Farewell to a Master
Just came back from Brother Blue’s wake. Jay and Linda O’Callahan drove up with Pam and me from Marshfield to a funeral home in Cambridge, MA. It was bitter sweet to share memories of Blue on the drive up.
Saw scores of storytellers at the “visiting hours.” I would have rather seen them at a party than a wake, but it was my first time to see them at all since I moved back from OK. Hugging so many and saying heartfelt hellos was grounding and delightful.
Ruth Hill (Blue’s wife) was magnificent, shaking hands and talking to each person in the line to view Blue’s casket. In death, even though I had never seen him so still, Blue’s spirit was still evident. I could have cried for an hour.
So today was an affirmation of storytelling community, combined with the irreplaceable loss of Blue. Even after he “blew away” (his term from long ago), though, he brought us together in celebration of story and life.
One of Blue’s gifts was to be able to summarize a person’s unique qualities in a phrase or two. I will always cherish what he said to me every time we met: “Look at him,” he would say to the world in general, with his arm on my shoulder. “He was born ancient and wise. His spirit is 10,000 years old!”
If that’s true, Blue would know.

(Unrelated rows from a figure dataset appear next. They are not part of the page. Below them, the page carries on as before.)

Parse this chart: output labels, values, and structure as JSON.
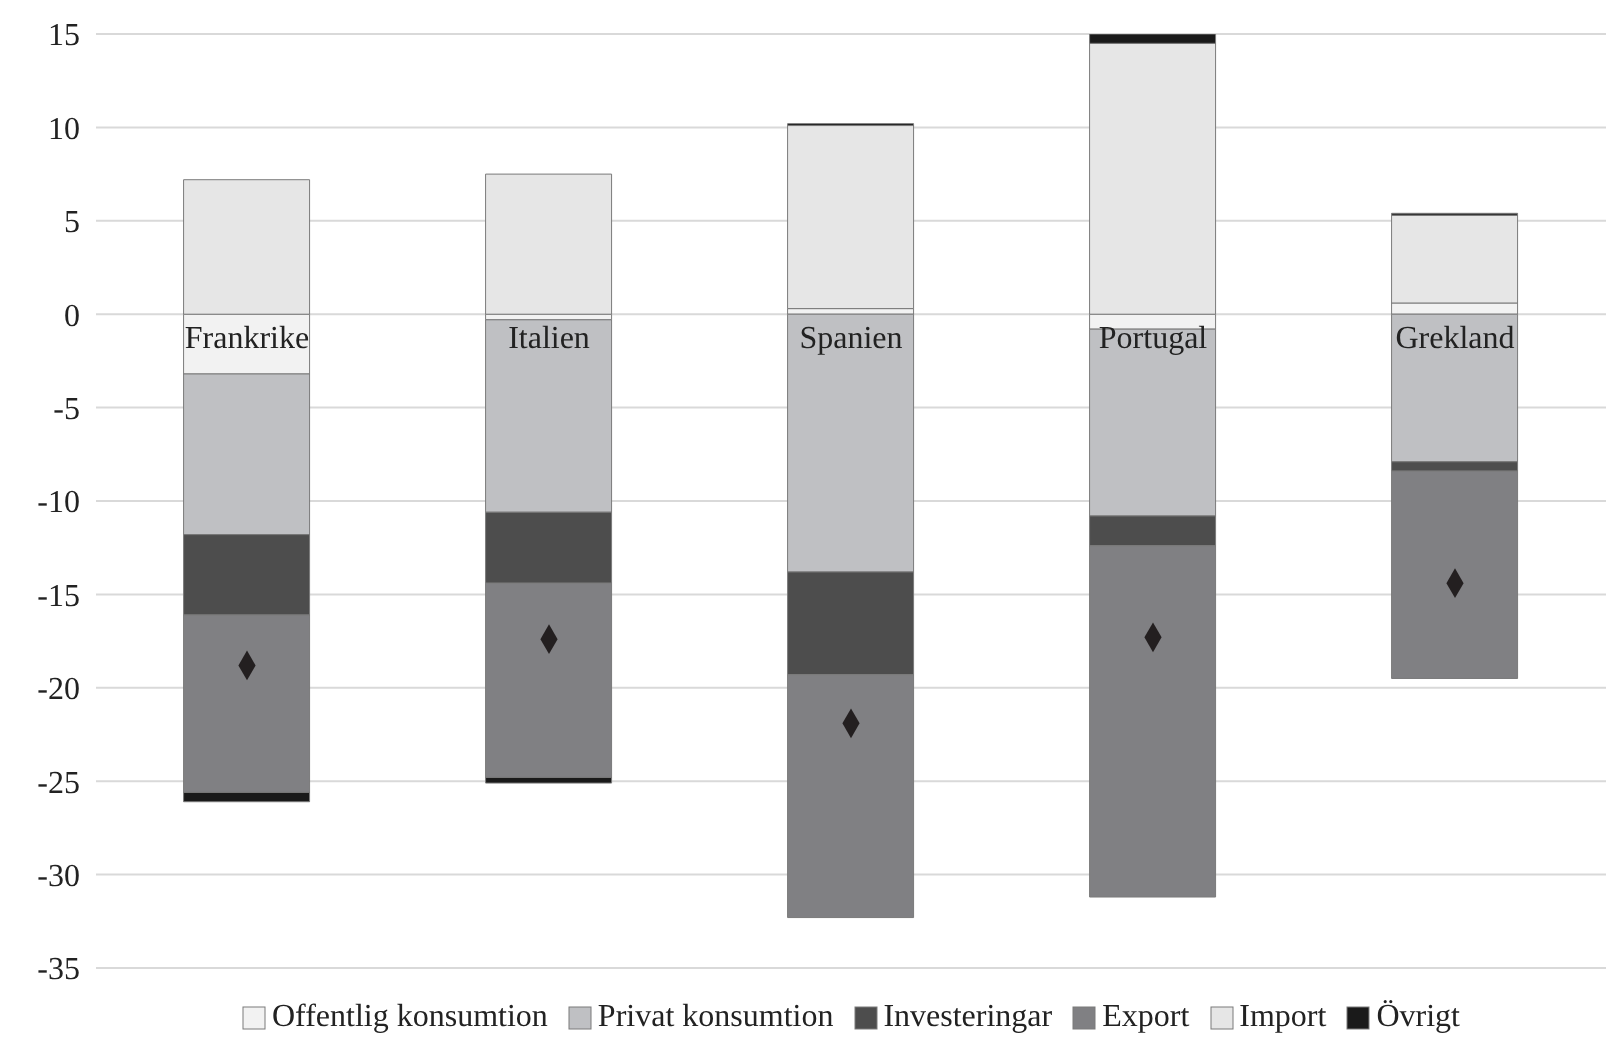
{
  "chart_data": {
    "type": "bar",
    "stacked": true,
    "categories": [
      "Frankrike",
      "Italien",
      "Spanien",
      "Portugal",
      "Grekland"
    ],
    "series": [
      {
        "name": "Offentlig konsumtion",
        "color": "#f2f2f2",
        "values": [
          -3.2,
          -0.3,
          0.3,
          -0.8,
          0.6
        ]
      },
      {
        "name": "Privat konsumtion",
        "color": "#bfc0c3",
        "values": [
          -8.6,
          -10.3,
          -13.8,
          -10.0,
          -7.9
        ]
      },
      {
        "name": "Investeringar",
        "color": "#4d4d4d",
        "values": [
          -4.3,
          -3.8,
          -5.5,
          -1.6,
          -0.5
        ]
      },
      {
        "name": "Export",
        "color": "#808083",
        "values": [
          -9.5,
          -10.4,
          -13.0,
          -18.8,
          -11.1
        ]
      },
      {
        "name": "Import",
        "color": "#e6e6e6",
        "values": [
          7.2,
          7.5,
          9.8,
          14.5,
          4.7
        ]
      },
      {
        "name": "Övrigt",
        "color": "#1a1a1a",
        "values": [
          -0.5,
          -0.3,
          0.1,
          0.5,
          0.1
        ]
      },
      {
        "type": "scatter",
        "color": "#231f20",
        "marker": "diamond",
        "values": [
          -18.8,
          -17.4,
          -21.9,
          -17.3,
          -14.4
        ]
      }
    ],
    "ylim": [
      -35,
      15
    ],
    "yticks": [
      -35,
      -30,
      -25,
      -20,
      -15,
      -10,
      -5,
      0,
      5,
      10,
      15
    ],
    "grid": "y",
    "legend": "bottom"
  }
}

His spirit must have been even older. He seemed like a natural force, like water seeping up through rocks or like sunlight insisting on finding its way into the dark corners of a forest.
A force like that never really stops. Perhaps on its own, perhaps through those of us who were touched by him, his spirit must surely still be at work, dancing through the landscape of dreams, the oceans of stories, the quiet waters of our lives.